Finally, I'd like to add a few thoughts about the A/B/X testing method. Not knowing what I was hearing made for a very intense listening session. During the A/B part, obviously we knew there were two different cables being heard, and we simply described the differences, if any, between the two. That part was fairly easy. The test changed when we heard the third X part. We did not know if you switched cables again or not. Now we were being asked to remember the sound of the previous two cables while listening to unfamiliar music and identify if the third cable was the same as the first or the second. I found this test to be fundamentally different from the first test. We were not listening for differences, but instead testing our recall ability. I thought I correctly identified it, but was clearly wrong. That knowledge of failing the test then influenced my listening for the rest of the evening and contributed to an overall very confusing listening session. I don't know much about blind testing. The fact that I failed it and that you are clearly certain which cable you prefer means either that this kind of testing is somehow flawed, that I am not a good testing subject and poor listener, or that bias may enter into your decision, or something else entirely. I don't really know.
Peter,
you a "poor listener"? it is obvious to me that you are an excellent listener. You always make astute observations, which also have helped me many times to improve my system.

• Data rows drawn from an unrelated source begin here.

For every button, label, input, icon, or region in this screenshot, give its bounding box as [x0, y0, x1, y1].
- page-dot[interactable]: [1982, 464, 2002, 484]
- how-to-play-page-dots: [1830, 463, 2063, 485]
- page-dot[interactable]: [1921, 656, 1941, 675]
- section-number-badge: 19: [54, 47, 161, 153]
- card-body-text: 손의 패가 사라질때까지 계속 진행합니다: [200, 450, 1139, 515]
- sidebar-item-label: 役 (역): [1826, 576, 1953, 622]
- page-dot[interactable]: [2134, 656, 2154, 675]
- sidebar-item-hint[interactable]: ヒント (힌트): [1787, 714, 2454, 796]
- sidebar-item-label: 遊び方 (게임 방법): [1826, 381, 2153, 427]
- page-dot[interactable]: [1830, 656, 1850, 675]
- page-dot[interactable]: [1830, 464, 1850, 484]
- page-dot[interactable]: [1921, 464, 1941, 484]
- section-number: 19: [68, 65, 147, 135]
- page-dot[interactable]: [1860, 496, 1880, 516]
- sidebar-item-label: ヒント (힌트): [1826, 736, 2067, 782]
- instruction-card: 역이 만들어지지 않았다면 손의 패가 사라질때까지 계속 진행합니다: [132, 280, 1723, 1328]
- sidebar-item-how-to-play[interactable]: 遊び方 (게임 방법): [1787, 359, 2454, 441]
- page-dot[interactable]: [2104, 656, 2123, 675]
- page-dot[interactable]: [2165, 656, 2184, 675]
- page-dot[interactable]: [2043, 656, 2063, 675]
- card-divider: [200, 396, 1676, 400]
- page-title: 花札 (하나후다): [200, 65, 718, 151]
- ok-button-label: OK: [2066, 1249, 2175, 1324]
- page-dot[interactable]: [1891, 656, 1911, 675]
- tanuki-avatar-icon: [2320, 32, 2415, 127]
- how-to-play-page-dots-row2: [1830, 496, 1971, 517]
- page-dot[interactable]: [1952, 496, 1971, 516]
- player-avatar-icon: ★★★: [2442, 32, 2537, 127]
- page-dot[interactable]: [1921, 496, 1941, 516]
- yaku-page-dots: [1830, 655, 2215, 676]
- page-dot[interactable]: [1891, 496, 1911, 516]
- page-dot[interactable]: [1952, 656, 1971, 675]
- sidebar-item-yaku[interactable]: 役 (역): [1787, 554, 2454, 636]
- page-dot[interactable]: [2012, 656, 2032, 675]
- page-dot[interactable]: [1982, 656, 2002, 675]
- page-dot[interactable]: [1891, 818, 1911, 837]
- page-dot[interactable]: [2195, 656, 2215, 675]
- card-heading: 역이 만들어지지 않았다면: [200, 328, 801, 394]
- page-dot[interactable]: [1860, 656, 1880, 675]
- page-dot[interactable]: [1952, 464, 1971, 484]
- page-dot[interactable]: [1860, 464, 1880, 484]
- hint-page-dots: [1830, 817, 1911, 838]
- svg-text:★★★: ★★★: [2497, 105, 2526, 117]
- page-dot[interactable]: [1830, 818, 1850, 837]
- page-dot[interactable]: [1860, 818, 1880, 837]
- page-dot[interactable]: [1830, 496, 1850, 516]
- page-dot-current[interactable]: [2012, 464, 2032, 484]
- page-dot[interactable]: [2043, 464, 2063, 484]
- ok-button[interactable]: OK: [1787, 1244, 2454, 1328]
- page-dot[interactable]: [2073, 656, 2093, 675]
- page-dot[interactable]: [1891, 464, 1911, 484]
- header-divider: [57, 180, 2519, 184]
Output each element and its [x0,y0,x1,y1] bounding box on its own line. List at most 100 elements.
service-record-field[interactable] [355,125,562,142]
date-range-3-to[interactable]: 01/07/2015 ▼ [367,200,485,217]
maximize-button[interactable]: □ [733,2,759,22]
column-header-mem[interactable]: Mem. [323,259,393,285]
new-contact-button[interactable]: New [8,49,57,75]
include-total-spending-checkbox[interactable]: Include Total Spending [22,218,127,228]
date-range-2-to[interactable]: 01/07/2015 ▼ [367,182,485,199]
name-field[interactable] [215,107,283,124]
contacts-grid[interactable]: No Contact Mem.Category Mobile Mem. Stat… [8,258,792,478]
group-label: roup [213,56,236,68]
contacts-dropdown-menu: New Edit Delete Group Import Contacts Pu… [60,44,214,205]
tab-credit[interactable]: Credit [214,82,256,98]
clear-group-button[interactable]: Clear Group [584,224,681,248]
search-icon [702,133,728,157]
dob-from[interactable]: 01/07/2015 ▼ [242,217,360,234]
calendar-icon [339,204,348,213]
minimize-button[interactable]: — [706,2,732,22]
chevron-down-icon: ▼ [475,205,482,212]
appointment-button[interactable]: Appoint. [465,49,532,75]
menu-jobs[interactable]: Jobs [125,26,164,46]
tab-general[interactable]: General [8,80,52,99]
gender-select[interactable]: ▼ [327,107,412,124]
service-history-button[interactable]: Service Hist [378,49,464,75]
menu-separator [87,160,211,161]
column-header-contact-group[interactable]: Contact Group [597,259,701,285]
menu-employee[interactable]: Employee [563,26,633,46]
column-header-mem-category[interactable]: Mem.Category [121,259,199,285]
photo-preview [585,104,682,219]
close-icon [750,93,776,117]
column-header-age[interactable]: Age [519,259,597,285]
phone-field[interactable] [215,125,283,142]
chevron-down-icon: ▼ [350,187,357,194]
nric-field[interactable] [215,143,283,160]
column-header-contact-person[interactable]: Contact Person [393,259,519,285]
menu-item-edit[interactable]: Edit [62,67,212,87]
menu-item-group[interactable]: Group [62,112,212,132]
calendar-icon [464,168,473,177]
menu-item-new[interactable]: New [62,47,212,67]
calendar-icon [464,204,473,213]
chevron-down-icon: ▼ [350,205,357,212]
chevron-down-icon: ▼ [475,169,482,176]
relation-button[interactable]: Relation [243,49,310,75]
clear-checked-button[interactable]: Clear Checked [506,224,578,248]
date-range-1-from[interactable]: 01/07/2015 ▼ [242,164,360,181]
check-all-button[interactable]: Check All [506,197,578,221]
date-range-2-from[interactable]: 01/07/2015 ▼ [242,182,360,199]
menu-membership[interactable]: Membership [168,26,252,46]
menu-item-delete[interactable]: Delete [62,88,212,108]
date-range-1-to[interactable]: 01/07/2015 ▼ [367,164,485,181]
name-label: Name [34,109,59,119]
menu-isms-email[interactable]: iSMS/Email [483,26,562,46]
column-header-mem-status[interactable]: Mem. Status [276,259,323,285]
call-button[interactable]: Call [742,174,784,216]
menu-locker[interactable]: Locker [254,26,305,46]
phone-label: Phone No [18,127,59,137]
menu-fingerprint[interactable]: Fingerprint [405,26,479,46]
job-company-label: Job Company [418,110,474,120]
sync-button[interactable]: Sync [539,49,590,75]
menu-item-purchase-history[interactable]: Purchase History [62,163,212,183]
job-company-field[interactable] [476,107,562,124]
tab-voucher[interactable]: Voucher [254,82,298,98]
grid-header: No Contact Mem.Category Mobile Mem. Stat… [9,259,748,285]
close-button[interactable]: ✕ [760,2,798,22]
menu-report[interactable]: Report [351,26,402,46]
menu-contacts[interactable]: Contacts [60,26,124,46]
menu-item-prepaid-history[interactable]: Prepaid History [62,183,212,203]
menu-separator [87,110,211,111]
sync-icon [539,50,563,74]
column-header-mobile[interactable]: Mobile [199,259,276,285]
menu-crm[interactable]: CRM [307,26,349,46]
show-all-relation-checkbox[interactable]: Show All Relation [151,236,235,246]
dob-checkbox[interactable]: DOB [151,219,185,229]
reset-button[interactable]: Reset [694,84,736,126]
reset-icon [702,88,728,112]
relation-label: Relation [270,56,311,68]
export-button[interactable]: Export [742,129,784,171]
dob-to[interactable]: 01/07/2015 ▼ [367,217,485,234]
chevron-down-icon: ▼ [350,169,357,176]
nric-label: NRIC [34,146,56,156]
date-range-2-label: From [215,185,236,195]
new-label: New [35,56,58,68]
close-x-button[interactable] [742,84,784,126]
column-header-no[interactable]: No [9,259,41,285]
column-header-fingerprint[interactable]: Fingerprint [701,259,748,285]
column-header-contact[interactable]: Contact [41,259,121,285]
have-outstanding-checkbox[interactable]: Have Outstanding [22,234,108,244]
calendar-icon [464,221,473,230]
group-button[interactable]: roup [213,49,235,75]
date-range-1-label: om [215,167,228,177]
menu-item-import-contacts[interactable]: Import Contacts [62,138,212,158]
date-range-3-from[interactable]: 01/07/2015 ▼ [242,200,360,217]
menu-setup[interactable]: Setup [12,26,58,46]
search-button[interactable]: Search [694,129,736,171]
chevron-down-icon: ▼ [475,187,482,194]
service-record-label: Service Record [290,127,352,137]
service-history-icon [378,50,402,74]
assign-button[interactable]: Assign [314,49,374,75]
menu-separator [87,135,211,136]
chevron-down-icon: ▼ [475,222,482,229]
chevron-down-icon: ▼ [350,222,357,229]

The problem seems to lie more in blind tests. ABX proponents view humans as scientific objects, as lab rats, as it were. We aren't. As has been observed by others, these tests induce psychological stress, as well as expectations, which can be detrimental to our cognitive abilities.
Also sighted tests can be problematic, even when you are certain that there is little bias against an expected improvement. I once did a test of a well regarded power cable on my CD transport, and was perfectly willing to spend the extra grand for it. I did rigorous testing, one parameter at a time (e.g., tone, detail, dynamics, rhythm & timing etc.), and a number of times I thought there was a difference. Only, switching back there just wasn't. Due to all these false positive flags It took me a long time to decide there indeed was no difference. It was exhausting. Towards the end, when I had already concluded that if there was any difference it was not significant enough to buy the cable, and I was just simply curious to hear any difference at all, the false positives still kept creeping up here and there.
The best thing, as several here at WBF have suggested, may be to take your time with one component in a stress-free manner, get to live with it for a while, and then switch back to assess if there was any meaningful difference to you.